The recent ICSID case of Cortec Mining Kenya Limited, Cortec (Pty) Limited and Stirling Capital Limited v the Republic of Kenya (decision dispatched on 22 October 2018), is an on-point example of making sure you have a qualifying investment in a host state. This case involved the question whether a mining licence granted by the Kenyan government, but later revoked by the newly elected government of Kenya in 2013, on the basis that the mining licence granted failed to comply with the express legal requirements of the Kenya Mining Act and other relevant Kenyan legislation (with Kenyan high courts also confirming the invalidity of the licence during a judicial review proceeding), constituted an protected investment that qualifies for treaty protection. The claim by Cortec Mining was that its investment was nationalised by the Kenyan government. The ICSID Tribunal in the Cortec Mining case concluded that investment treaty protects only lawful investments, the claimant failed to establish any compensable investment that was lawfully issued in accordance with the laws of Kenya.
The Cortec Mining case highlights the importance for investors to ensure that an investment in the host state is a qualifying investment for purpose of treaty protection under an investment treaty. Failing do to so, essentially implies that even as a qualifying investor you are not entitled to the substantive rights (i.e. guarantees against expropriation, fair and equitable treatment etc.) provided for under an investment treaty as the investment is not a "qualifying investment".
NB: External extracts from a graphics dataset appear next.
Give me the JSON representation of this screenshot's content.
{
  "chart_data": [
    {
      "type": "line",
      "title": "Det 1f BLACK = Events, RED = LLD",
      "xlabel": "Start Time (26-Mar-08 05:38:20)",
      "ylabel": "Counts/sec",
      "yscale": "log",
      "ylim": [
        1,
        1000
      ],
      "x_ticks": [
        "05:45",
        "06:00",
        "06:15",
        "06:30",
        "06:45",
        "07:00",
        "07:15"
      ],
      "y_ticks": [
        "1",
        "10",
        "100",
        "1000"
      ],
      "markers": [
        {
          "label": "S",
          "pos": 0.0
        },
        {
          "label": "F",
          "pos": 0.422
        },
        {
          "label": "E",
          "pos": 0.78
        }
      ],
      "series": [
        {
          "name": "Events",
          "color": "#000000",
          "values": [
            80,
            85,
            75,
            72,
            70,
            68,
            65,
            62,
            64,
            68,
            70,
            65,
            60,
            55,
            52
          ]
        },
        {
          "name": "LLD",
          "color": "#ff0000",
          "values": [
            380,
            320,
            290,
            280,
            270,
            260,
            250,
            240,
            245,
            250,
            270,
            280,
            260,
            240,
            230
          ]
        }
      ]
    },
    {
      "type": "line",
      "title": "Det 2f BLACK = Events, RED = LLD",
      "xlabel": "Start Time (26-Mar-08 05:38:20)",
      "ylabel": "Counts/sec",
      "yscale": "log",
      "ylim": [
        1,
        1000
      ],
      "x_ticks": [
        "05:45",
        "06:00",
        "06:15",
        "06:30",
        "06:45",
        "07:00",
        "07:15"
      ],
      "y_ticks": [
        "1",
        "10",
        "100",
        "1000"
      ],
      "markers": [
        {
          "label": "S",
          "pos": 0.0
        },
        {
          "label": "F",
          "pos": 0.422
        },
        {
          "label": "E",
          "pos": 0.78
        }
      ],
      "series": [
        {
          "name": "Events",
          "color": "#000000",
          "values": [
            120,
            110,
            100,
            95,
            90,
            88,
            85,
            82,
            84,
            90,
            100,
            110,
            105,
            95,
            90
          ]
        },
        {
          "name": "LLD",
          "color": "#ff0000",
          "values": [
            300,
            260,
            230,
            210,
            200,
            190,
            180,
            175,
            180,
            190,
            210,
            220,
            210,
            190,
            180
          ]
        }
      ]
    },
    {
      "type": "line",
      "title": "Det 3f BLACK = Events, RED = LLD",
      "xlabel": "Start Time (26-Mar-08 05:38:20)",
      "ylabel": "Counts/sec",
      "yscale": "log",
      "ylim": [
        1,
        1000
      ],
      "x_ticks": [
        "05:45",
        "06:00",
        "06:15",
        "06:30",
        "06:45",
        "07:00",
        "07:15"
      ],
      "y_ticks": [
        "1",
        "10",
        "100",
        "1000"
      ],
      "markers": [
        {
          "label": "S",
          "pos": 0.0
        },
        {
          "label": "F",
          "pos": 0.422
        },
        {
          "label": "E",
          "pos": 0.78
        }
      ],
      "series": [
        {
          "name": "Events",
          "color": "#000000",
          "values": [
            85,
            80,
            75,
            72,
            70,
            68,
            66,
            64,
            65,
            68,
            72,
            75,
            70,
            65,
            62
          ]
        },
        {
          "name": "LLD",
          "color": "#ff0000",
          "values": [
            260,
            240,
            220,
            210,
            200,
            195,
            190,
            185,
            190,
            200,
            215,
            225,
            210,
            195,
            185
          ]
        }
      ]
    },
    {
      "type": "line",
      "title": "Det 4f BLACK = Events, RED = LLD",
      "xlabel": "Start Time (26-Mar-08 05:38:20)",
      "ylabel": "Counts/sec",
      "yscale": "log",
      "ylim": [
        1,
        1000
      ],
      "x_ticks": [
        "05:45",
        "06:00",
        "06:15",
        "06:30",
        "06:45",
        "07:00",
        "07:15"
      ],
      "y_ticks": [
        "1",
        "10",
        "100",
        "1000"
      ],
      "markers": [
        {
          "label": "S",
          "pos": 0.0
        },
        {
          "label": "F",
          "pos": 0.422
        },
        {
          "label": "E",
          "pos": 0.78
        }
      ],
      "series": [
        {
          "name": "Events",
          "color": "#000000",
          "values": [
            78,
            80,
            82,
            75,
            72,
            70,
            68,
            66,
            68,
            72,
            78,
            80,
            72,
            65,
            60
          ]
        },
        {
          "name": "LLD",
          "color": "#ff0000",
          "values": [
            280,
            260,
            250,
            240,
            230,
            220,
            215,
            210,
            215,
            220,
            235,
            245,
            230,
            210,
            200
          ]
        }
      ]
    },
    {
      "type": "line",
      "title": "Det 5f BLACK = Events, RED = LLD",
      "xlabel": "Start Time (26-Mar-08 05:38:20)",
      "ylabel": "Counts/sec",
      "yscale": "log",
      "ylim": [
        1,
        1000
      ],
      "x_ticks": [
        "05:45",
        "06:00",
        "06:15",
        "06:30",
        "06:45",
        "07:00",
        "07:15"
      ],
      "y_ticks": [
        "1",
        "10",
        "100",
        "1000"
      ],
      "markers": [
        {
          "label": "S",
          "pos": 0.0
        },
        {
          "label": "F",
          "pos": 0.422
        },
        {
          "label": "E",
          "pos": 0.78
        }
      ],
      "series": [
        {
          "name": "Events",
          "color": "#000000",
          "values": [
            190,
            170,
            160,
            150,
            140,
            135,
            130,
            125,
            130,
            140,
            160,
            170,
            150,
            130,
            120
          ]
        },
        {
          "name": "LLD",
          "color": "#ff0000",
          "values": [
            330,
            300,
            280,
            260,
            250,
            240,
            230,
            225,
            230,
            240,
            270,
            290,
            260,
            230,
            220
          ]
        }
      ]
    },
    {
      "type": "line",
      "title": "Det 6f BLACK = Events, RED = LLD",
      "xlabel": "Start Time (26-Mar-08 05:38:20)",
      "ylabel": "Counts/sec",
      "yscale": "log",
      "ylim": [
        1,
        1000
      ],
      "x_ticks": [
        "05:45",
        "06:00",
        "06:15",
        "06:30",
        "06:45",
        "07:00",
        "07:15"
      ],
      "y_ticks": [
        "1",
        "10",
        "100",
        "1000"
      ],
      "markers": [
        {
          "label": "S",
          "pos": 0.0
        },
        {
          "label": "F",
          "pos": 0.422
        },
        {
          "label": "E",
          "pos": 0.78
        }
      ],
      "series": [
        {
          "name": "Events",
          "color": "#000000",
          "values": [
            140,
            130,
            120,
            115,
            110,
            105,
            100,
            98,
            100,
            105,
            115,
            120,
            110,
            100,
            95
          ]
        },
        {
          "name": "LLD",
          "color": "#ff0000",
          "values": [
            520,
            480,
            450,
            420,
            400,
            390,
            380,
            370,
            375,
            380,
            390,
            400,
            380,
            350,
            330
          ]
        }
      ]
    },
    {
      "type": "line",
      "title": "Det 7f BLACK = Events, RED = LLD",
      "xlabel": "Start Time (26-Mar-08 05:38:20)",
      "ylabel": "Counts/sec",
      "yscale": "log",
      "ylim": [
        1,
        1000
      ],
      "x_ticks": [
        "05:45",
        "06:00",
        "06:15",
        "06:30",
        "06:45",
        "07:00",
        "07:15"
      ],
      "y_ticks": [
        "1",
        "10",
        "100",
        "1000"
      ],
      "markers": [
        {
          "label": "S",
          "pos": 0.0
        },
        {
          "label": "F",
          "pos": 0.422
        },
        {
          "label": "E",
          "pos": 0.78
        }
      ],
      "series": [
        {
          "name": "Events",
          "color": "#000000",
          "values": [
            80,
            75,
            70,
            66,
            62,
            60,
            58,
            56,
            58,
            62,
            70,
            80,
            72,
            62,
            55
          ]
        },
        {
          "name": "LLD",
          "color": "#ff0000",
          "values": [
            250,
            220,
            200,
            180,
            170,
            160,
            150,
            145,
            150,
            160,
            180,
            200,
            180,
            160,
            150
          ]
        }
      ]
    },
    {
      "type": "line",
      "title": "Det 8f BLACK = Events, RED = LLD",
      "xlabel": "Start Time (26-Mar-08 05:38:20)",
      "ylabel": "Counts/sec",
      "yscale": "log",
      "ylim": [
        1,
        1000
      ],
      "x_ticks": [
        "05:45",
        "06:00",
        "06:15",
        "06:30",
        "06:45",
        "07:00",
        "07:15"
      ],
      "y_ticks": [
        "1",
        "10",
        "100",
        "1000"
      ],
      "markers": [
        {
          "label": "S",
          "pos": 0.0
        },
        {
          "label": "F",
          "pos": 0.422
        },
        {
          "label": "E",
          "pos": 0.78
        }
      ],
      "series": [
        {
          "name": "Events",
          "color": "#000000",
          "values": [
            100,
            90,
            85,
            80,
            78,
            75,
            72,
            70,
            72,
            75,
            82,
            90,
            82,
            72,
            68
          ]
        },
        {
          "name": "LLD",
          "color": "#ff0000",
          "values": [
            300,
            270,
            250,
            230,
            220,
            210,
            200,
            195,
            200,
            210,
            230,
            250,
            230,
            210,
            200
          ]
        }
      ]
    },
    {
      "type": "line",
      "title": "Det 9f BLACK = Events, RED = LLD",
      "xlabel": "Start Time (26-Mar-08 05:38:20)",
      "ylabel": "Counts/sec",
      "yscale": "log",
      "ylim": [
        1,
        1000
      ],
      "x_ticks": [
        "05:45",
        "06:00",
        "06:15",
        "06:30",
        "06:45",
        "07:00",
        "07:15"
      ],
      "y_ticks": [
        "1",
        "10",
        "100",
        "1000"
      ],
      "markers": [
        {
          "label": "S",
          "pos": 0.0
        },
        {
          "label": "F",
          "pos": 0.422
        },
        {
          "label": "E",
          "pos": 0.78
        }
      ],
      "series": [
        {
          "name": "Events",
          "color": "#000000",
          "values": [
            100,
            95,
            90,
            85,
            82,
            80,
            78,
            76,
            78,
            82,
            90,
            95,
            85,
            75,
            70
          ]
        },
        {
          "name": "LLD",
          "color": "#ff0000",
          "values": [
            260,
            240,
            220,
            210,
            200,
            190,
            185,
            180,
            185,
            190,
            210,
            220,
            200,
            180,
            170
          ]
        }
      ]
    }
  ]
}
It is accepted international jurisprudence that to be "protected", an investment must be in accordance with the laws of the host state and made in good faith. There are a number of considerations that must be taken into account in assessing whether an investment is a qualifying investment either for protection utilising the ICSID system and/or a protection under a treaty. It is not possible for us to deal with all these consideration, but principally it is important to note that:
- From an ICSID perspective, compliance with the requirements of article 25 of the ICSID Convention is paramount for the ICSID to accept jurisdiction over an investment dispute (even though the term investment itself is not defined in the ICSID Convention). With reference to various ICSID cases a definition for 'investment' has been developed. Notably the so-called Salini-test set out that for an activity to be deemed an investment it must, amongst others, be for a certain duration, contribute to the economic development of the host state and there must be some assumption of risk.
- In contrast to the ICSID Convention most investment treaties do contain an express definition of an investment. This definition of investment in the investment treaty is important for both ICSID and non-ICSID cases. For non-ICSID cases the notion of investment in an investment treaty has two characteristics:
- A legal characteristic, which relates the assets legally owned by the investor of the type contemplated by the applicable treaty;
- An economic characteristic, which entails a commitment of resources or a contribution that have created assets.
Also, of importance is considering issues such as a) the timing of the investment (was the treaty enforce at the time of the investment?) b) pre-contractual expenditure (are these covered or not?) parent company claims (indirect investments: shareholdings claims) d) activities outside a host state that leads to an "economic effect" within the territory of the host state (to what extent are those covered).